大統領選であれ、州知事選であれ、地方選であれ、アメリカの選挙では候補者同士が壇上でディベートをするのが習わしである。ディベートの結果次第で選挙の結果が左右されるから、政治家は発言力とディベート力を磨かざるをえない。

その場を仕切るMC(司会者)も、大変なトレーニングを受けたトークのプロだ。ラリー・キング、バーバラ・ウォルターズのような名物司会者がいるが、彼らは頭の回転が速いし、話の展開も早い。インタビュー相手にどういう発言をさせれば場が盛り上がるか、聴衆のクレームを呼ぶか、よくわかっていて、それを引き出そうとする。アメリカの政治家はそういう司会者や聴衆からの厳しい質問に答えて、失言を回避しつつ、ポイントを稼がなければならない。

アメリカでジャーナリズムや討論番組の司会者に対しての訓練としてよく用いられるのが「ソクラテスの対話(的手法)」だ。対話を通して相手の知らないこと(無知)を気づかせる手法である。「ソクラテスの対話」を使って、自分の立場と相手の立場を入れ替えて議論をする。たとえば石原氏を韓国人の立場に立たせて、いかに石原発言に問題があるかを、頭の中を360度回転させて論じさせるのだ。

自分ではない人の意見を代弁させて、自分の意見のどこに間違いがあるかを知らしめるのがソクラテスの対話法の極意である。アメリカのジャーナリズム学校では「ソクラテスの対話」を学ぶし、一般企業の部課長のトレーニングにも使われている。

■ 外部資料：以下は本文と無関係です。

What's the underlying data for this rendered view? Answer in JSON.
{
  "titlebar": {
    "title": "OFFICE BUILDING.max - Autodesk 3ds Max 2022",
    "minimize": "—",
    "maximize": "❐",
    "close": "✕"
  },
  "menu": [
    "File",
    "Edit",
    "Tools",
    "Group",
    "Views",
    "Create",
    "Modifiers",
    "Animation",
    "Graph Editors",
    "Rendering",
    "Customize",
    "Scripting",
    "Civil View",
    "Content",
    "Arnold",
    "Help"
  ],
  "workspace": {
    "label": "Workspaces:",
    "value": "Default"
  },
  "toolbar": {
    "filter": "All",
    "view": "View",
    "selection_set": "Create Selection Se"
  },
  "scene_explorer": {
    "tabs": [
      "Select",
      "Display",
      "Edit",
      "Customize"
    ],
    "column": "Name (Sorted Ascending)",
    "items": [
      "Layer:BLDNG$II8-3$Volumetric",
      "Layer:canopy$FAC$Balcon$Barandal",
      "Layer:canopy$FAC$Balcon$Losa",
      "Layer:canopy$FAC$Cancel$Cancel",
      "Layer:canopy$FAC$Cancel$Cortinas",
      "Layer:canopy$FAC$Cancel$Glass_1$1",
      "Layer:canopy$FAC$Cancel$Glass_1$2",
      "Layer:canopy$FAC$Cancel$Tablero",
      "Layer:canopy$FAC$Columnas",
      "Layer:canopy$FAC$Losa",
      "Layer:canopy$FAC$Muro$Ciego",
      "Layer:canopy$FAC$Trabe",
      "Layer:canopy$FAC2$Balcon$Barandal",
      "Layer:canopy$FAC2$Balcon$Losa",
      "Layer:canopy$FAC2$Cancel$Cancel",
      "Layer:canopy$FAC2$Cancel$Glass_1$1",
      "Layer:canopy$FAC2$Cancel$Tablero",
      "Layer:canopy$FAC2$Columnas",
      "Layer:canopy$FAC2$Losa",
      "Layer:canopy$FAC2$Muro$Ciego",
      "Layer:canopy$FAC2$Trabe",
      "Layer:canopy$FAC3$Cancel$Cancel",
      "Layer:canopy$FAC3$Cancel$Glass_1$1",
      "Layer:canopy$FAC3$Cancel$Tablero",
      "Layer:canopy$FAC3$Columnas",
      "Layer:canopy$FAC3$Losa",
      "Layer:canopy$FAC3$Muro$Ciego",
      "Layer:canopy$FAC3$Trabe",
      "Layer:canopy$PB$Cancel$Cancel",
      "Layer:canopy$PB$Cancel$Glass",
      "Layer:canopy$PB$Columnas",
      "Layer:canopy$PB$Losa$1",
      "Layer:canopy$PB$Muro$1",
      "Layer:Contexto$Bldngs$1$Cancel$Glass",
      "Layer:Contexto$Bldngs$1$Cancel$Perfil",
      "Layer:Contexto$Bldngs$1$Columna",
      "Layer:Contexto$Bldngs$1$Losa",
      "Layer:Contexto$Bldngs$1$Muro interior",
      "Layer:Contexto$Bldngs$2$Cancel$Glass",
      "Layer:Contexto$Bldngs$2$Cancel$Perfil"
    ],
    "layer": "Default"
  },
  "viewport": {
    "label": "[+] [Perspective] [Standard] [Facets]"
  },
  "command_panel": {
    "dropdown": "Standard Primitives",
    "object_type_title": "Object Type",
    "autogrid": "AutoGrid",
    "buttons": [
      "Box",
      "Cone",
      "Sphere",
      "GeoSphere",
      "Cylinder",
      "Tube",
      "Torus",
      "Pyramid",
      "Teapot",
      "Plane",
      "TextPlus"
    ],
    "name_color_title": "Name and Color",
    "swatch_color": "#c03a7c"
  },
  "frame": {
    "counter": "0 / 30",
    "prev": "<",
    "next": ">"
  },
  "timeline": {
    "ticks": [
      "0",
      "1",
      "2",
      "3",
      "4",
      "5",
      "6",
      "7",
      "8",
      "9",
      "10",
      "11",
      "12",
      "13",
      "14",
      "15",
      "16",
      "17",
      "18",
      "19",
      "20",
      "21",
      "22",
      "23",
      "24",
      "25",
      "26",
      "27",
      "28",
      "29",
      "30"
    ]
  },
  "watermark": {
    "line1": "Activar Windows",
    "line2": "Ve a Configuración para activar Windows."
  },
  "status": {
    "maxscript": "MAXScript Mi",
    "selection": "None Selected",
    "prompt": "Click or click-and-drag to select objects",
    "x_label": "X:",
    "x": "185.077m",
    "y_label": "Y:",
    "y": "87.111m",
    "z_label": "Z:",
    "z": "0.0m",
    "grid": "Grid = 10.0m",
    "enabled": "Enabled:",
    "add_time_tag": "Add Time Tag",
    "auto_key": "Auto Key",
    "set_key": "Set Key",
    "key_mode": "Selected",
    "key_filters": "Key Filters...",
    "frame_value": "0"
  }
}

安倍首相の発言も、物議を醸す要因となっている。「侵略の定義は定まっていない」「侵略の定義は国と国の関係でどちらから見るかによって違う」などと発言したことで、近隣諸国の反発を買っただけでなく、アメリカ議会からも懸念の声が上がった。すると一転、「(侵略の定義は)歴史家に任せる問題」と、いきなり他人任せの発言に修正している。歴史家に任せるなら初めから自分の考え方を披瀝しなければいいのだ。